Instrumen tersebut telah mengalami standarisasi melalui eksperimen yang ketat
dengan jumlah sampel yang sangat banyak.
Asesmen Informal
Asesmen
informal adalah asesmen yang dibuat dan dikembangkan oleh guru berdasarkan
aspek-aspek perkembangan atau kurikulum yang berkaitan dengan kemampuan belajar
anak. Misalnya wawancara, observasi, skala atau ranting skale, cheklist, dll.
D.
PENGUKURAN, EVALUASI, DAN TEST
v Pengukuran
Secara
sederhana pengukuran dapat diartikan sebagai kegiatan atau upaya yang dilakukan
untuk memberikan angka-angka pada suatu gejala atau peristiwa, atau benda,
sehingga hasil pengukuran akan selalu berupa angka.
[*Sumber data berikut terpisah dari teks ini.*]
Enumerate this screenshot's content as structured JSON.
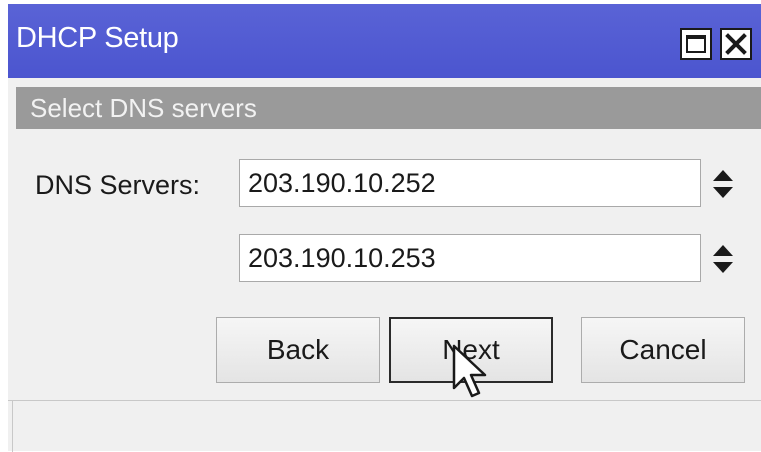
{
  "window": {
    "title": "DHCP Setup",
    "title_color": "#4b55cf"
  },
  "titlebar_buttons": {
    "maximize_icon": "maximize-icon",
    "close_icon": "close-icon"
  },
  "section": {
    "header": "Select DNS servers"
  },
  "form": {
    "dns_label": "DNS Servers:",
    "dns_servers": [
      "203.190.10.252",
      "203.190.10.253"
    ],
    "spin_icon": "up-down-arrows-icon"
  },
  "buttons": {
    "back": "Back",
    "next": "Next",
    "cancel": "Cancel"
  }
}
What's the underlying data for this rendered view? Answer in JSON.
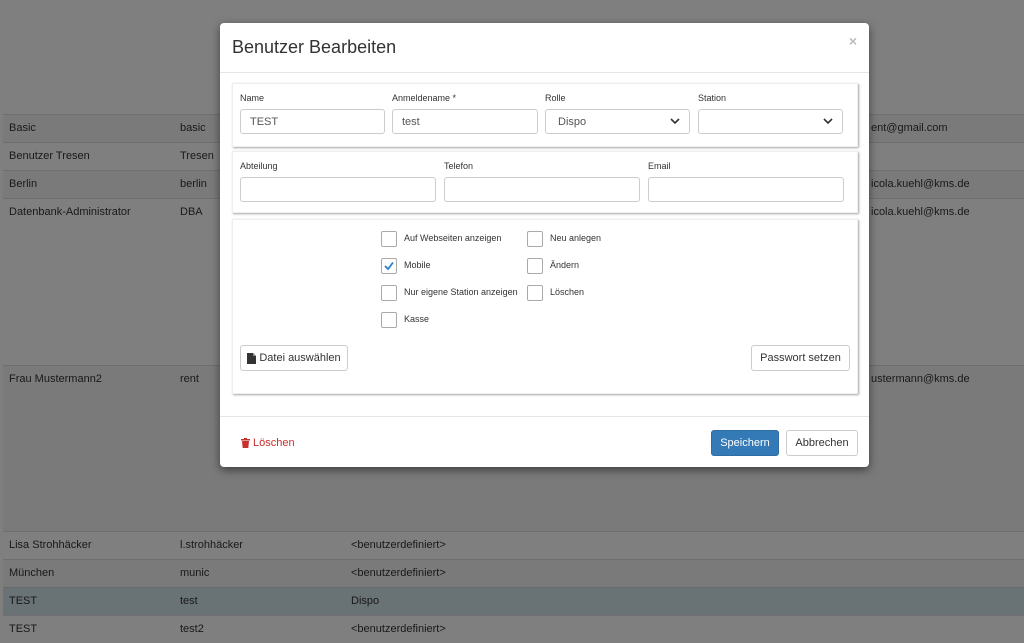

Alat untuk melakukan pengukuran
ini dapat berupa alat ukur standar seperti meter, kilogram, liter dan
sebagainya, termasuk ukuran-ukuran subyektif yang bersifat relatif, seperti
depa, jengkal, “sebentar lagi”, dan lain-lain.
Dalam
proses pembelajaran guru juga melakukan pengukuran terhadap proses dan hasil
belajar yang hasilnya berupa angka-angka yang mencerminkan capaian dan proses
dan hasil belajar tersebut. Angka 50, 75, atau 175 yang diperoleh dari hasil
pengukuran proses dan hasil pembelajaran tersebut bersifat kuantitatif dan
belum dapat memberikan makna apa-apa, karena belum menyatakan tingkat kualitas
dari apa yang diukur. Angka hasil pengukuran ini biasa disebut dengan skor
mentah. Angka hasil pengukuran baru mempunyai makna bila dibandingkan dengan
kriteria atau patokan tertentu.
v Evaluasi
Evaluasi
adalah proses pemberian makna atau penetapan kualitas hasil pengukuran dengan
cara membandingkan angka hasil pengukuran tersebut dengan kriteria tertentu.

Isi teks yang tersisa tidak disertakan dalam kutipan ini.